Theater is an antidote to many things News, Sports, Jobs



In a Saturday Night Live skit titled Cast List, Will Ferrell plays a theatrical, capricious, and inappropriate acting teacher.

“I just wanted to let you all know that we’re going to be using the ‘Hamilton’ casting rules for this show,” he tells his students. “Well, every race for every part, unless of course it strikes me as weird.”

He goes and closes a door adorned with the masks of comedy and tragedy. As his students, waiting for him to hang up a cast list, begin to spin, he presses his middle-aged eyes to holes drilled in the door and watches. Eventually, he shows up to put her out of her misery or to strengthen her in it.

This is of course an exaggeration. Saturday Night Live is a comedy, not a documentary. But there is a grain of truth in the sketch.

If Alpena High School was the stage for any cast-list breakdowns, it wasn’t in my day.

But I seem to recall that during Mousetrap rehearsals, a cast member wrote down director Pat Jacques’ more flowery encouragements, including one that referred to the goiter sticking out of a fictional aunt’s rear end.

I was never a theater kid. I stumbled in looking for something to do. In Thornton Wilder’s The Matchmaker, I played Ambrose Kemper, an artist described as young, energetic, awkward, and passionate. I had “young” and “awkward” under control. Halfway!

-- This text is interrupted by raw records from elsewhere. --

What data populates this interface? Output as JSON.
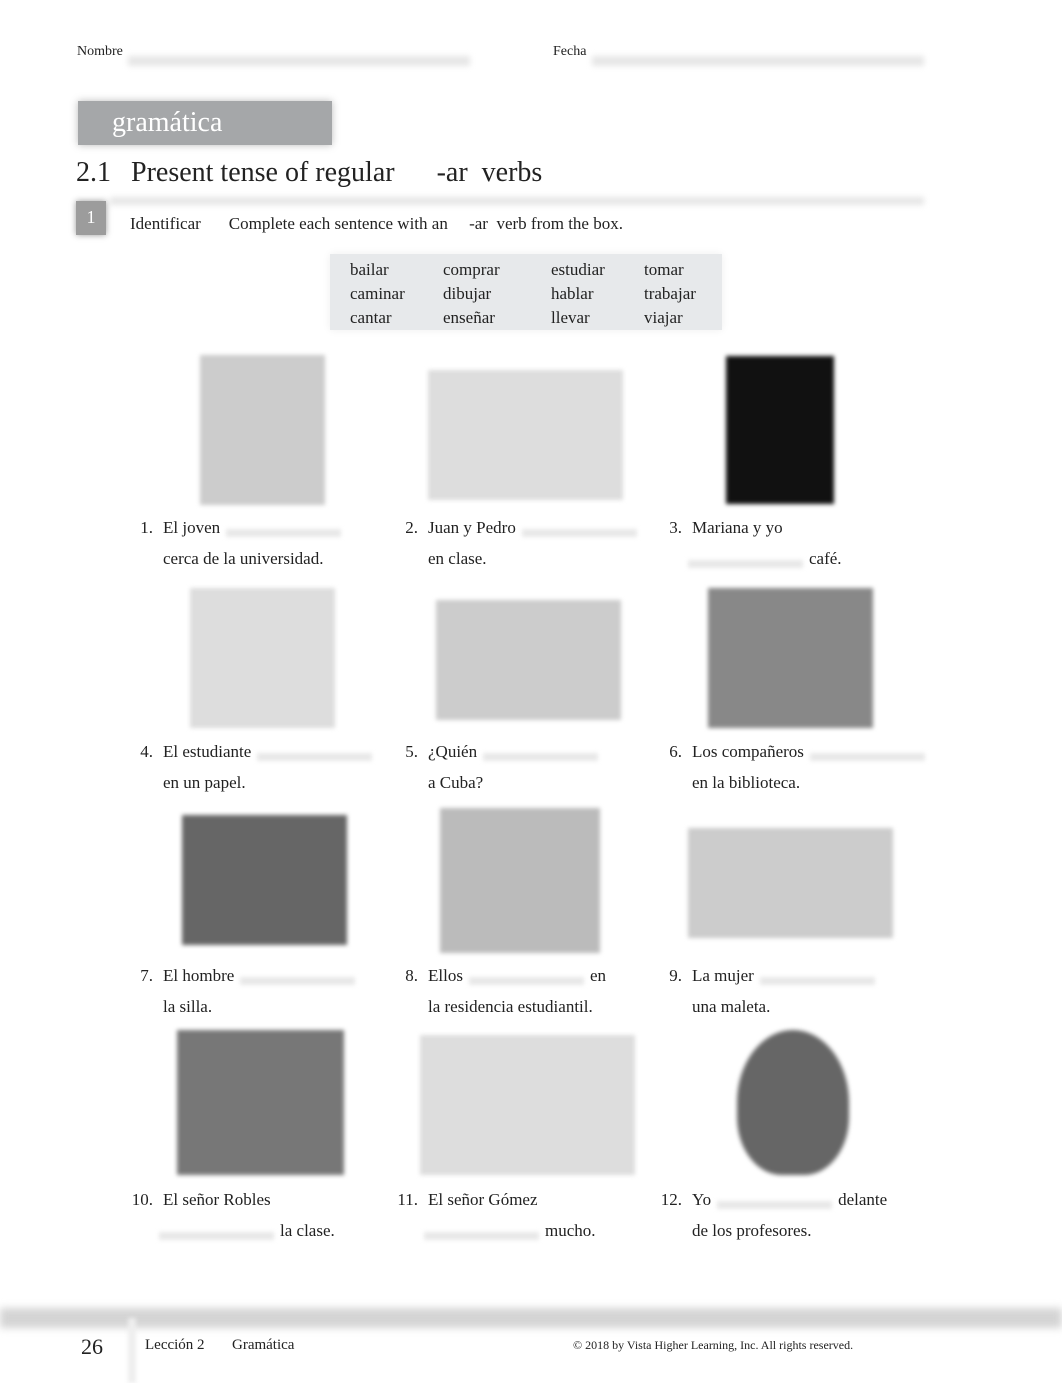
{
  "header": {
    "name_label": "Nombre",
    "date_label": "Fecha"
  },
  "banner": "gramática",
  "section": {
    "number": "2.1",
    "title": "Present tense of regular",
    "suffix": "-ar",
    "verbs": "verbs"
  },
  "activity": {
    "number": "1",
    "name": "Identificar",
    "instruction_a": "Complete each sentence with an",
    "instruction_b": "-ar",
    "instruction_c": "verb from the box."
  },
  "verb_box": [
    [
      "bailar",
      "caminar",
      "cantar"
    ],
    [
      "comprar",
      "dibujar",
      "enseñar"
    ],
    [
      "estudiar",
      "hablar",
      "llevar"
    ],
    [
      "tomar",
      "trabajar",
      "viajar"
    ]
  ],
  "items": [
    {
      "n": "1.",
      "a": "El joven",
      "b": "",
      "c": "cerca de la universidad."
    },
    {
      "n": "2.",
      "a": "Juan y Pedro",
      "b": "",
      "c": "en clase."
    },
    {
      "n": "3.",
      "a": "Mariana y yo",
      "b": "",
      "c": "café."
    },
    {
      "n": "4.",
      "a": "El estudiante",
      "b": "",
      "c": "en un papel."
    },
    {
      "n": "5.",
      "a": "¿Quién",
      "b": "",
      "c": "a Cuba?"
    },
    {
      "n": "6.",
      "a": "Los compañeros",
      "b": "",
      "c": "en la biblioteca."
    },
    {
      "n": "7.",
      "a": "El hombre",
      "b": "",
      "c": "la silla."
    },
    {
      "n": "8.",
      "a": "Ellos",
      "b": "en",
      "c": "la residencia estudiantil."
    },
    {
      "n": "9.",
      "a": "La mujer",
      "b": "",
      "c": "una maleta."
    },
    {
      "n": "10.",
      "a": "El señor Robles",
      "b": "",
      "c": "la clase."
    },
    {
      "n": "11.",
      "a": "El señor Gómez",
      "b": "",
      "c": "mucho."
    },
    {
      "n": "12.",
      "a": "Yo",
      "b": "delante",
      "c": "de los profesores."
    }
  ],
  "footer": {
    "page": "26",
    "lesson": "Lección 2",
    "section": "Gramática",
    "copyright": "© 2018 by Vista Higher Learning, Inc. All rights reserved."
  }
}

Next came The Mousetrap, in which I awkwardly walked onto the stage through a window, and then…nothing really.

I liked theater quite well, but I liked to retreat to the audience. I saw several performances of “Guys and Dolls” and loved the music and the humor. I had a crush on the woman who played the idealistic Sarah Brown until she used her real voice during a Q-and-A session and fatally removed her wig.

I still watched shows, occasionally, mostly when friends were around. I saw The Pirates of Penzance at the invitation of my friend Esther. On stage she was both herself and not, both the effortlessly cool girl I knew (clove cigarettes, silver jewelry) and a serious singer and performer.

Then I didn’t see anything for a long time. Instead, I spent my evenings in bars. It was fun and kind of crazy for a while – twice I was asked outside to fight by strangers, only one of whom had any real authority. A couple once tried to lure me and my girlfriend Jessica to their hotel with promises of Red Bull and vodka, which the bar had in full. I occasionally risked karaoke whether I had the mic or not.

But that’s getting old.

I began writing about art, music, and theater for Grand Rapids publications and discovered something I had previously overlooked: the city had a robust and notable theater scene.

I’ve sat in small theaters watching minimal productions by Pigeon Creek Shakespeare Co., in slightly larger theaters I’ve seen powerful productions by Jewish Theater Grand Rapids or Actors’ Theater, and in larger theaters I’ve seen wide, bright shows by Circle and Civic. I had no idea.

Films that took us into other worlds more and more skilfully meanwhile mostly no longer took us into interesting worlds. I decided to let other people keep up with Marvel instead of spending my free evenings watching non-CGI real people pour their hearts out.

It was impressive to know the work that must have gone into these productions – the energy, time and talent wasted by people I might have met in the grocery store. I realized I wanted to be there.

I wrote a short play called Alcina and the Wannabe Guest and submitted it to a local theater competition. Curiously, it made it to the semifinals and was publicly read out by professional actors as if being there was good enough. It could have been even stranger.

This month I started rehearsals for Turandot, which is being performed by Opera Grand Rapids. I don’t sing – God forbid. Instead, I play a guardian. It’s a small, silent part in a big, gloriously loud production, produced by rigorous professionals and featuring some of the most beautiful music ever written. It’s enough to make you cringe with gratitude.

COVID-19 has reinforced an already dominant trend: retreat from each other and into our phones.

It’s wrong and we know it.

Theater in all its myriad forms is an antidote.